Somor abriu um portal assim que saiu da Arena para a sala de estar da arvore lar de Aryen e passou por ele com os três atrás dele. Quando chegou lá se sentou em uma poltrona e fez sinal para que Aster, Aryen e Orfeu fizessem o mesmo. Só falou quando todos estavam acomodados.
— Esta é a primeira vez que me vejo descoberto por uma guardiã em muitos e muitos milênios o que me faz pensar que fiz algo errado quando decidi criar vocês. Deveriam ser capazes de me reconhecer e me encontrar sem tanta dificuldade.
— O quê? – perguntaram Aster e Orfeu juntos e surpresos.
— Conte a eles garota.
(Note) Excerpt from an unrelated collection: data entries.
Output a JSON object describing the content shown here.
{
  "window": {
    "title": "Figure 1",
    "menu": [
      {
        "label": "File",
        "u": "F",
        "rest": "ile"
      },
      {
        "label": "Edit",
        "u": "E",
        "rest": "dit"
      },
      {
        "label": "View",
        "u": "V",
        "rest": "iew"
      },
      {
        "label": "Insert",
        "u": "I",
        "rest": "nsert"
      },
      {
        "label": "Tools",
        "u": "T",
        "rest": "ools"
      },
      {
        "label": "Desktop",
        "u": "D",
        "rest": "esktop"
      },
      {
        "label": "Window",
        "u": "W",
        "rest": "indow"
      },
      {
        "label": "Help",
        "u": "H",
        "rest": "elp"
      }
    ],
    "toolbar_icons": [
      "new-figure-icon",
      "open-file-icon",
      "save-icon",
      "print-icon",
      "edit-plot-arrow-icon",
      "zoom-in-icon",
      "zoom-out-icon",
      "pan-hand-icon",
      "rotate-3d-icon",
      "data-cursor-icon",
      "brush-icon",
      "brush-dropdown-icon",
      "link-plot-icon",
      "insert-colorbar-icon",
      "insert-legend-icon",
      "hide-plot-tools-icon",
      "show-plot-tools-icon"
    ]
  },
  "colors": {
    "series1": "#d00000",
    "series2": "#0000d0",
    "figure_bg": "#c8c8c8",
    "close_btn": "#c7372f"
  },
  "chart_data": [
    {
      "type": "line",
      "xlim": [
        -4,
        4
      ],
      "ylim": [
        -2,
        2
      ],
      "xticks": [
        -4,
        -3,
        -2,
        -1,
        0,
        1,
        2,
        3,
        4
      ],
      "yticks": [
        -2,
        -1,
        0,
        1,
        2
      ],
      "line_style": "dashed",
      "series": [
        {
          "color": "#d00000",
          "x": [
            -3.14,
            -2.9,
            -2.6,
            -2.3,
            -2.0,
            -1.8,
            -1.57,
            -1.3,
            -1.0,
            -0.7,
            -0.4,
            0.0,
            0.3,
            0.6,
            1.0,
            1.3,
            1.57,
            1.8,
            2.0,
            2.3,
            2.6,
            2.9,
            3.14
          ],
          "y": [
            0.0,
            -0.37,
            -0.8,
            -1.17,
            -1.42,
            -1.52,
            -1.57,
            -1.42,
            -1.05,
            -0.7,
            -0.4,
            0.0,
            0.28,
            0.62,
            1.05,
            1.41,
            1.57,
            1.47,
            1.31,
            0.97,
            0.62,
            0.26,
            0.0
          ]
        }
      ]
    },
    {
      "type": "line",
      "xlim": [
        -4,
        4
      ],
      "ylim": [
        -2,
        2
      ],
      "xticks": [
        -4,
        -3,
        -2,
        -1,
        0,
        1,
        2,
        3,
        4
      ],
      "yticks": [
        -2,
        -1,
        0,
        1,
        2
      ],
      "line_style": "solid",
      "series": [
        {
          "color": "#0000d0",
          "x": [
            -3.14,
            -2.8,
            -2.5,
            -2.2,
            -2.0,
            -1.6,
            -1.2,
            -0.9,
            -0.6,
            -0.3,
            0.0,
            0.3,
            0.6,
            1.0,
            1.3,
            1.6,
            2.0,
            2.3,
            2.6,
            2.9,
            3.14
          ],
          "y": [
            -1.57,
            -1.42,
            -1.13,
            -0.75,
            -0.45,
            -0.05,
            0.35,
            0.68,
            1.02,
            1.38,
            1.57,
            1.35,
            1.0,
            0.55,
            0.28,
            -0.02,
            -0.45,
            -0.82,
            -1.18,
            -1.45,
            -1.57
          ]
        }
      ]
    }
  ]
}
Não pretendia que soubessem dessa forma, esperava que vissem o que sempre esteve diante de seus olhos, mas pelo menos agora não temos uma plateia. – Somor falou olhando para Aryen.
— Somor não é um bruxo, é o Senhor Dimensional de nosso mundo. – Ela falou olhando para os dois que abriam as bocas incapazes de falar.
— Conte como me descobriu. – Somor incitou.
— Depois que Ast me disse que quando assumiu como guardião dimensional já conhecia o nome de Somor eu fiquei intrigada, porque não era realmente possível isso acontecer. Um bruxo não tem como ser imortal realmente. Eles podem prolongar sua vida, mas não tanto assim, então me lembrei de como o conheci e a pergunta que me fez para concordar em me ajudar com o que eu queria. Depois comecei a analisar tudo que ele me disse desde que nos conhecemos, todo o conhecimento que ele tem sobre magia dimensional e etc., também percebi que ele nunca deixou de me observar, nem enquanto estive aqui e ele na orla exterior de Tér e só existia uma forma dele ser capaz de fazer isso, ou tivesse tal interesse. Porque ele é o senhor desta dimensão.
— Aquela resposta que me deu, me fez ver onde havia errado em minha concepção dos parâmetros estabelecidos para a escolha dos guardiões dimensionais pela magia. Porque até então não havia analisado a questão pela perspectiva que me deu, por isso comecei a observá-la. Queria saber se o seu discernimento era realmente tão bom assim, ou se fora um momento único. Uma epifania momentânea. Àquela altura já sabia que precisaria substituir Eros, mas Orfeu estava muito longe de estar preparado para assumir sua responsabilidade, então precisava encontrar um tutor para prepara-lo. Claro que sempre sei antecipadamente quem a magia dimensional vai escolher, portanto precisava garantir que ele estivesse pronto para isso e não fosse ludibriado por Eros. Precisava de alguém que assumisse porque era preciso, não porque almejava isso, portanto que não teria problemas em devolver-lhe o cargo quando a hora chegasse.
— Espere! Não estou entendendo nada agora. – disse Orfeu.
— E que resposta foi essa que a qualificou tanto? – perguntou Aster aproveitando a interrupção de Orfeu.
— Calma fedelho. Já vai entender. Ensinei Ary a isolar a mente para não ouvir os pensamentos alheios o tempo todo, porque eu mesmo faço isso, é chato, irritante e desnecessário, portanto não me atenho à mente de ninguém. A primeira vez que encontrei Aryen foi porque ela me procurou para tornar irreversível o que já fizera a si mesma para não conceber. Para alguém que estava se candidatando a se tornar uma guardiã galáctica era incomum.
"Então logo de início pensei que ela queria ser guardiã apenas porque era uma criança cheia de sonhos de aventuras e glória e logo se cansaria disso e se arrependeria do que fez a si mesma, querendo voltar aos confortos da vida real. Portanto a submeti a um interrogatório quase interminável. Não queria colaborar, tornar uma menina que mal chegara à idade adulta estéril ia contra os meus princípios, portanto ela teria que me convencer. E ela o fez. Diga a eles o que me disse".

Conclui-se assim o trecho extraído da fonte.